Еще не очевидно, что при создании литературного произведения чувственность и воображение — качества невзаимозаменяемые, что второе нельзя без большого ущерба заменить первым, словно бы возложив функции желудка, у некоторых уже не переваривающего пищу, на свой кишечник. Человек от рождения чувствительный, но не наделенный богатым воображением, может, вопреки тому, написать восхитительные романы. Страдание, которое причиняют ему другие люди, его усилия, чтобы эти страдания предупредить, столкновения между ним и каким-нибудь бессердечным лицом, — всё это могло бы, пройдя истолкование интеллектом, послужить основой для материи столь же прекрасной, как если бы он воображал и изобретал, а заодно освободило бы его произведение от авторских мечтаний, свойственных поглощенным собой и счастливым писателям, — материи столь же неожиданной для него и случайной, как нечаянная прихоть воображения.

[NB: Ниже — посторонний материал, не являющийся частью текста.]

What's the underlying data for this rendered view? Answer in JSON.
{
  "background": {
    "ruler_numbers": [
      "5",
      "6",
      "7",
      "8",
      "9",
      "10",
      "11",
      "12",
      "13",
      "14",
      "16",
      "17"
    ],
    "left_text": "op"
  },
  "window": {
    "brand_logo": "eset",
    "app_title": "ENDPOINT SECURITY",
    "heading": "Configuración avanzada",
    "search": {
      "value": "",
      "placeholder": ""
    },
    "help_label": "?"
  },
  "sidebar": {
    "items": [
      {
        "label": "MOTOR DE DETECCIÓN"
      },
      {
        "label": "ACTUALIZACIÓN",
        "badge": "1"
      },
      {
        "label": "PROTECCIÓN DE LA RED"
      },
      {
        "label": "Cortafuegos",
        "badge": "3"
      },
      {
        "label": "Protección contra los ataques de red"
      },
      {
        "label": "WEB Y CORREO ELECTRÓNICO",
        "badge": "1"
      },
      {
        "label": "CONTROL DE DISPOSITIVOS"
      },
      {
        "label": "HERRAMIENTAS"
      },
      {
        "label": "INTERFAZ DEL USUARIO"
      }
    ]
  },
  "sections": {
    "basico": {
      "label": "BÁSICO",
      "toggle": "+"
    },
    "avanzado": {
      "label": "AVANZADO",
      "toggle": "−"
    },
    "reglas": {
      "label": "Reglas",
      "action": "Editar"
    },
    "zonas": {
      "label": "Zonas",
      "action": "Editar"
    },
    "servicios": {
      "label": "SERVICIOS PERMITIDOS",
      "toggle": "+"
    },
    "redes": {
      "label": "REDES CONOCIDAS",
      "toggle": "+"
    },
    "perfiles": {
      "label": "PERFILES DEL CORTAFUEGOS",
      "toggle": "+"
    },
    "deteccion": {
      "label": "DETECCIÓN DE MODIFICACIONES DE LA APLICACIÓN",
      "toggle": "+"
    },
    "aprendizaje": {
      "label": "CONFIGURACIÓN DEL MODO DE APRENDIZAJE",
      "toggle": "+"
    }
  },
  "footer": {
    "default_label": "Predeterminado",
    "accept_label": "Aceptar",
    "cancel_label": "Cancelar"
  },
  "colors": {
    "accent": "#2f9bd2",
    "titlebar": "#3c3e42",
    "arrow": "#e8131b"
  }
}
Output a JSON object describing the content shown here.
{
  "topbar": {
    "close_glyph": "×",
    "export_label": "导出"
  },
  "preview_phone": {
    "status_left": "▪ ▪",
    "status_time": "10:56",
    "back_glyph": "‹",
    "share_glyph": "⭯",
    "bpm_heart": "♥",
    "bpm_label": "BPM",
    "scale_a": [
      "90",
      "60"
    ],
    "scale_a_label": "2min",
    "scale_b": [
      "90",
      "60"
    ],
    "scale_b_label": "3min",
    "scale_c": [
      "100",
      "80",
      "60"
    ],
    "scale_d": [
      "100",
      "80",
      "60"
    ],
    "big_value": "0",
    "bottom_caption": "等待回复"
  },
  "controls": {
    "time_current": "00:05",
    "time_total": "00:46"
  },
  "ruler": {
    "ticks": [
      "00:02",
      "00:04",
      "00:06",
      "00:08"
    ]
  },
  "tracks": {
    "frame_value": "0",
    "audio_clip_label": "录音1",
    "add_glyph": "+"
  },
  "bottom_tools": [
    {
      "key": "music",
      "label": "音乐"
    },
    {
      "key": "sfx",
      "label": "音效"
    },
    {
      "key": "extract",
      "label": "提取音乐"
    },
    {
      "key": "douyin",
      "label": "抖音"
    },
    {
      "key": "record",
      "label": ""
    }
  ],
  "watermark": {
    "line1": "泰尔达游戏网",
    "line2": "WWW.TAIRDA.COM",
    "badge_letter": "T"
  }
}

Заурядные люди своими жестами и речами, невольно выраженными чувствами проявляют законы, им самим не ведомые, но отмечаемые художником. Из-за наблюдений такого рода чернь считает писателя злобным человеком, — и напрасно он им верит, потому что даже в чем-то нелепом художник изыщет прекрасную сущность, вменяя объектам своих наблюдений их качества в вину не более, чем хирург — больному, у которого заурядная закупорка вен; пошлость вызывает у него куда меньше насмешек, чем у прочих. Увы, он скорее несчастен, нежели злобен: если речь идет о его собственных страстях, ему, познавшему их общий характер, сложнее изжить причиненные ими беды. Когда нас оскорбляет наглец, конечно, мы предпочли бы услышать его хвалы, — тем более, если нас предает женщина, которую мы боготворим, мы многое отдали бы за то, чтобы дело обстояло иначе. Но тогда злость оскорбленного, скорбь отвергнутого останутся для нас неведомыми землями; их открытие, мучительное человеку, драгоценно художнику. Так неблагодарные и подлые люди, вопреки своей воле, да и воле художника, становятся частью его произведения. Памфлетист приобщает к своей славе заклейменного им пройдоху. В произведении искусства мы встретим мужчин, которых художник ненавидел больше всего, и женщин, увы, которых он больше всего любил. Они только позируют писателю, даже в то время, когда, пусть не желая того, приносят ему страдания. Когда я был влюблен в Альбертину, я прекрасно понимал, что она меня не любит, и поневоле смирялся с тем, что она лишь давала мне возможность узнать, что такое страдание, любовь, а поначалу — счастье.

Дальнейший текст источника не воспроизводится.